The Girl Below(74)
The only thing I was sure of was that I was no longer in the attic bedroom. Wherever I was, it was claustrophobic, with a harsh smell of mildew and wet concrete. Overhead, thick earth bore down and my hands, I realized, were lying in a puddle. My clothes had become heavy with water.
The experience was dreamlike, but it was not a dream. Instead, it was like being pulled backward through time to a distant memory, reliving it with perfect sensory recall. In the dark, when I reached out, I was able to touch the dry nylon coverlet of Caleb’s sleeping bag, but when I tried to shake him, my hand was too weak to close around the fabric. My voice, when I shouted his name, went backward into my throat.
Shifting my weight to try and stand up, my hand struck a group of small, wet objects that were smooth and hard, like pebbles. Straightaway, from their irregular shapes, I knew they were teeth—not just two but enough for a whole set—and my hand shrank from them, colliding with other debris. The water was crowded with matter that hadn’t been here on my first visit, and I groped at textures that were hard, like bone, but also slick. Mixed in with those were fragments of organic material, hair perhaps, and fingernails, an unholy bric-a-brac of human remains. In protest at the strong smell, my nostrils clamped shut. My chest heaved in a sob that I couldn’t hear, and in spite of a rising feeling of disgust, my hands kept searching through the swill for something I’d lost. On my hands and knees, I crawled forward, and encountered a familiar child’s leather shoe, rounded at the end with a metal buckle and an old-fashioned T-bar strap.
My fingers closed like a vise around the shoe, and in the same instant a tapping began, quiet at first, then louder and more insistent. The rotting odor receded, replaced with the doughy smell of a sleeping body, and I was completely dry, no longer submerged in water. Before I opened my eyes, I noticed that one side of my body was jammed up against an intense source of heat, but the knocking sound distracted me from that. My eyelids flicked open, I was back in the attic bedroom, and there stood Harold, framed by the doorway, his body a dark silhouette.
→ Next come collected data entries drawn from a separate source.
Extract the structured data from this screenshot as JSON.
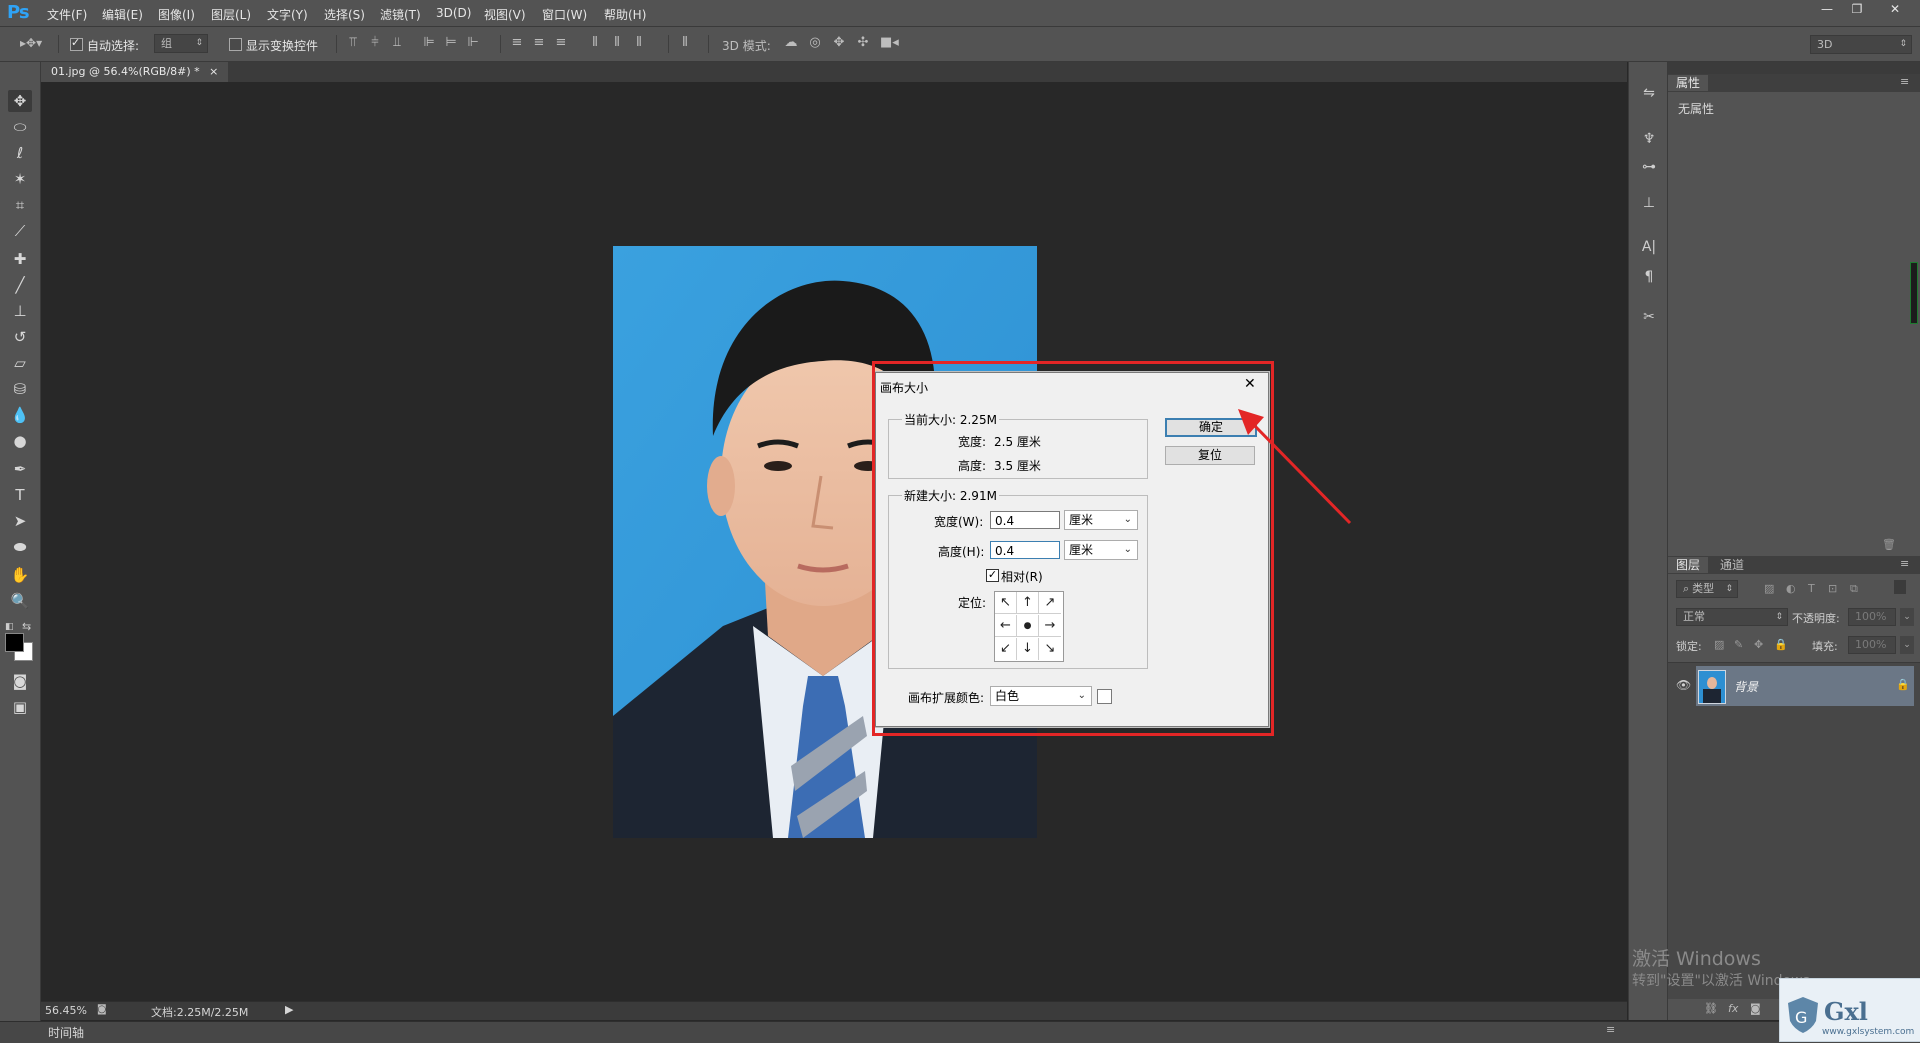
{
  "app": {
    "logo": "Ps",
    "menu": [
      "文件(F)",
      "编辑(E)",
      "图像(I)",
      "图层(L)",
      "文字(Y)",
      "选择(S)",
      "滤镜(T)",
      "3D(D)",
      "视图(V)",
      "窗口(W)",
      "帮助(H)"
    ],
    "window_buttons": [
      "—",
      "❐",
      "✕"
    ]
  },
  "options_bar": {
    "auto_select_label": "自动选择:",
    "auto_select_checked": true,
    "auto_select_value": "组",
    "show_transform_label": "显示变换控件",
    "show_transform_checked": false,
    "mode_3d_label": "3D 模式:",
    "workspace_value": "3D"
  },
  "document": {
    "tab_title": "01.jpg @ 56.4%(RGB/8#) *",
    "tab_close": "×"
  },
  "status": {
    "zoom": "56.45%",
    "doc_info": "文档:2.25M/2.25M",
    "timeline_label": "时间轴"
  },
  "properties_panel": {
    "tab": "属性",
    "empty_text": "无属性"
  },
  "layers_panel": {
    "tabs": [
      "图层",
      "通道"
    ],
    "filter_kind": "类型",
    "blend_mode": "正常",
    "opacity_label": "不透明度:",
    "opacity_value": "100%",
    "lock_label": "锁定:",
    "fill_label": "填充:",
    "fill_value": "100%",
    "layers": [
      {
        "name": "背景",
        "visible": true,
        "locked": true
      }
    ]
  },
  "dialog": {
    "title": "画布大小",
    "close": "✕",
    "current_size_label": "当前大小: 2.25M",
    "current_width_label": "宽度:",
    "current_width_value": "2.5 厘米",
    "current_height_label": "高度:",
    "current_height_value": "3.5 厘米",
    "new_size_label": "新建大小: 2.91M",
    "width_label": "宽度(W):",
    "width_value": "0.4",
    "width_unit": "厘米",
    "height_label": "高度(H):",
    "height_value": "0.4",
    "height_unit": "厘米",
    "relative_label": "相对(R)",
    "relative_checked": true,
    "anchor_label": "定位:",
    "anchor_arrows": [
      "↖",
      "↑",
      "↗",
      "←",
      "●",
      "→",
      "↙",
      "↓",
      "↘"
    ],
    "extension_color_label": "画布扩展颜色:",
    "extension_color_value": "白色",
    "ok_button": "确定",
    "reset_button": "复位"
  },
  "watermark": {
    "line1": "激活 Windows",
    "line2": "转到\"设置\"以激活 Windows。",
    "site_logo": "Gxl",
    "site_url": "www.gxlsystem.com"
  },
  "colors": {
    "accent": "#2fa3f6",
    "annotation_red": "#e32626",
    "photo_background": "#49a9e1"
  }
}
Three or maybe five seconds later, I clocked that Caleb had shunted over in his sleep until he was crammed hard up against me. I rolled away from him, but too late. From his vantage point by the door, Harold would have seen Caleb and I wedged together, my belated attempt to roll away from him, and worst of all, my stunned expression—a possum caught in headlights. I reached for my glasses, and put them on.
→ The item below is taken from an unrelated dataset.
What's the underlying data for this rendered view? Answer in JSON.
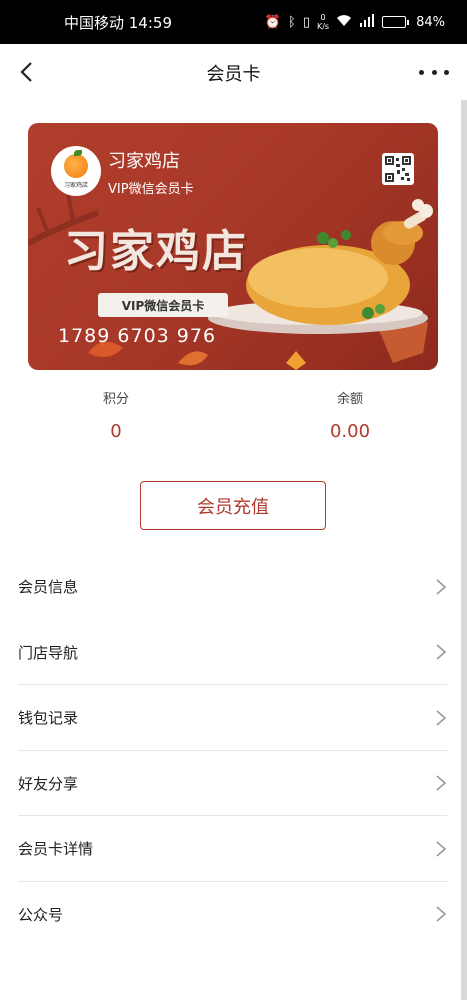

In the early morning gloom, the look on Harold’s face was hard to make out, and he was unmoving, silent.
“Hi,” I said. “How long—how long have you been there?”
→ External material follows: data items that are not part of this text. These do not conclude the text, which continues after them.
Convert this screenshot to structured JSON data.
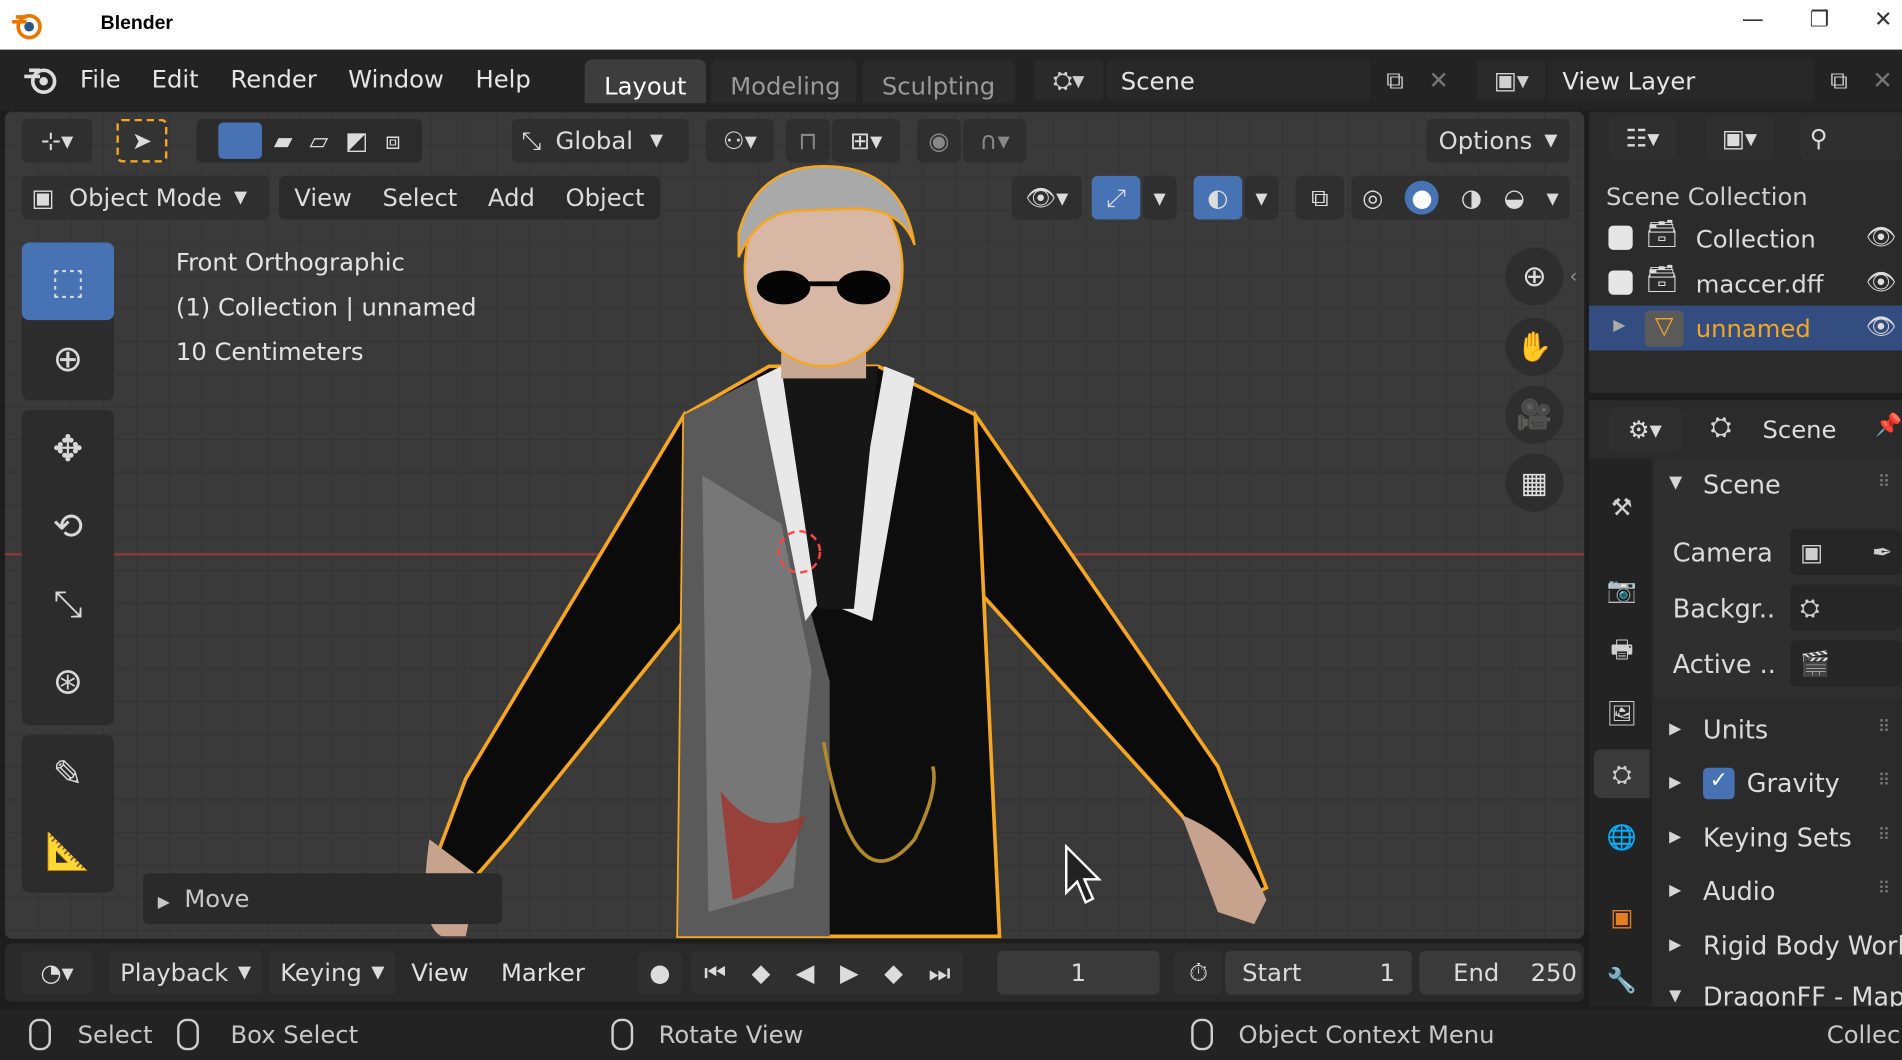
{
  "window": {
    "title": "Blender",
    "min": "—",
    "restore": "❐",
    "close": "✕"
  },
  "menu": {
    "file": "File",
    "edit": "Edit",
    "render": "Render",
    "window": "Window",
    "help": "Help"
  },
  "workspaces": [
    "Layout",
    "Modeling",
    "Sculpting"
  ],
  "scene_field": "Scene",
  "view_layer_field": "View Layer",
  "tool_header": {
    "transform_orientation": "Global",
    "options": "Options"
  },
  "viewport_header": {
    "mode": "Object Mode",
    "view": "View",
    "select": "Select",
    "add": "Add",
    "object": "Object"
  },
  "viewport_info": {
    "line1": "Front Orthographic",
    "line2": "(1) Collection | unnamed",
    "line3": "10 Centimeters"
  },
  "operator_panel": {
    "label": "Move"
  },
  "outliner": {
    "root": "Scene Collection",
    "items": [
      {
        "label": "Collection",
        "checked": true,
        "selected": false
      },
      {
        "label": "maccer.dff",
        "checked": true,
        "selected": false
      },
      {
        "label": "unnamed",
        "checked": null,
        "selected": true
      }
    ]
  },
  "properties": {
    "header": "Scene",
    "section": "Scene",
    "fields": [
      {
        "label": "Camera"
      },
      {
        "label": "Backgr.."
      },
      {
        "label": "Active .."
      }
    ],
    "subpanels": [
      "Units",
      "Gravity",
      "Keying Sets",
      "Audio",
      "Rigid Body World",
      "DragonFF - Map"
    ]
  },
  "timeline": {
    "playback": "Playback",
    "keying": "Keying",
    "view": "View",
    "marker": "Marker",
    "current_frame": "1",
    "start_label": "Start",
    "start_value": "1",
    "end_label": "End",
    "end_value": "250"
  },
  "status": {
    "select": "Select",
    "box_select": "Box Select",
    "rotate_view": "Rotate View",
    "context_menu": "Object Context Menu",
    "right_text": "Collec"
  },
  "colors": {
    "accent_blue": "#4772b3",
    "selection_orange": "#f5a623",
    "header_bg": "#232323",
    "viewport_bg": "#3a3a3a"
  }
}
“Long enough to figure out what’s been going on in this house,” he said.
While I tried to think of something to say, Caleb sighed awake, registered it was morning, and looked over at the wardrobe. “You didn’t wake me up for my shift,” he said. “What happened?”
Harold cleared his throat and flicked on the light switch, startling Caleb. “I’m sorry to interrupt your slumber party, but Pippa just called from Greece.”
Something in his tone made us both sit up and try to look awake.
“It’s Peggy,” he said. “Her fall was worse than anyone thought, and because it wasn’t treated immediately . . .” He trailed off.
“Is she okay?” I said.
“Not really, but she refuses to go to Athens, where they could treat her. She wants to stay put in Skyros, come hell or high water.”
“What does that mean?” said Caleb.
“It means we need to get there as soon as possible,” said Harold. “And that includes you, Suki.”
“Me?”
”Yes,” said Harold. “All three of us.”
“Great,” said Caleb, throwing off his sleeping bag. “That’s just fucking wonderful.” He got up and stomped to the bathroom, banging the door shut behind him.
“Why am I going too?” I asked Harold.
“I don’t know,” said Harold. “You tell me.” He looked meaningfully around the room at the pillows, torches, and junk piled up on the bed. Surely he could also see that my sleeping bag was zippered to the top, as Caleb’s had been.
“You don’t think—” I began, but didn’t know how to continue.
“You might want to put this room back the way you found it,” said Harold, and turned on his heel and left.
Alone in the attic room, I felt a stinging sensation in my hand, and unclenched my fingers from around the phantom shoe. On the palm of my hand, small, but very clear, was a dot of blood where the pin of a shoe buckle had gouged a hole in my skin.